Extracting basic date/time features involves extracting fundamental information from date/time data such as day of the week, month, year, hour, minute, and second. This allows us to gain insights and patterns from the temporal aspect of the data.



In [None]:
# Data Importation
data = pd.read_csv("https://afterwork.ai/ds/e/healthcare_0ikm9.csv")

# Data Exploration
data.head()

In [None]:
# Feature Engineering Techniques
data['DOB'] = pd.to_datetime(data['DOB'])
data['Admission_Date'] = pd.to_datetime(data['Admission_Date'])
data['Discharge_Date'] = pd.to_datetime(data['Discharge_Date'])

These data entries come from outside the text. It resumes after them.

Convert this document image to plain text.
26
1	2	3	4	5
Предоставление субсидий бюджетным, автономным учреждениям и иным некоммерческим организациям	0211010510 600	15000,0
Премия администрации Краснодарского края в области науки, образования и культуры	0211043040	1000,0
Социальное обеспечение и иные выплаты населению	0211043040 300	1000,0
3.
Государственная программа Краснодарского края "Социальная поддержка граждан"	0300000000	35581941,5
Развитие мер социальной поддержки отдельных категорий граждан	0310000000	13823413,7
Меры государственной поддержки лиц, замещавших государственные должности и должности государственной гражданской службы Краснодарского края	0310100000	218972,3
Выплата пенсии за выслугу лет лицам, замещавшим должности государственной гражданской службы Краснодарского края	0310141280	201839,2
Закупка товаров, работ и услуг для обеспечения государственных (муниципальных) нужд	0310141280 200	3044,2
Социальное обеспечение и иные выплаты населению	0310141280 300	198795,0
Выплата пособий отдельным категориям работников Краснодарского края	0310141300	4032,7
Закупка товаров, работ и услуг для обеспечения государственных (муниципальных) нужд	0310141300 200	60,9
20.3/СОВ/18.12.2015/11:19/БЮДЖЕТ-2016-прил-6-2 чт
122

data['DOB_day'] = data['DOB'].dt.day
data['DOB_month'] = data['DOB'].dt.month
data['DOB_year'] = data['DOB'].dt.year

data['Admission_dayofweek'] = data['Admission_Date'].dt.dayofweek
data['Admission_month'] = data['Admission_Date'].dt.month
data['Admission_year'] = data['Admission_Date'].dt.year

data['Discharge_hour'] = data['Discharge_Date'].dt.hour
data['Discharge_minute'] = data['Discharge_Date'].dt.minute
data['Discharge_second'] = data['Discharge_Date'].dt.second

data.head()

## 3.2 Calculating Elapsed Time

Calculating elapsed time in healthcare data analysis involves determining the time that has passed between two specific dates or times. This concept is important for tracking patient wait times, medication administration intervals, or the duration of a medical procedure.



In [None]:
# Data Importation
df = pd.read_csv("https://afterwork.ai/ds/e/healthcare_5r3du.csv")
df.head()

In [None]:
# Data Exploration
df['Admission_Date'] = pd.to_datetime(df['Admission_Date'])
df['Discharge_Date'] = pd.to_datetime(df['Discharge_Date'])
df['Medication_Start'] = pd.to_datetime(df['Medication_Start'])
df['Medication_End'] = pd.to_datetime(df['Medication_End'])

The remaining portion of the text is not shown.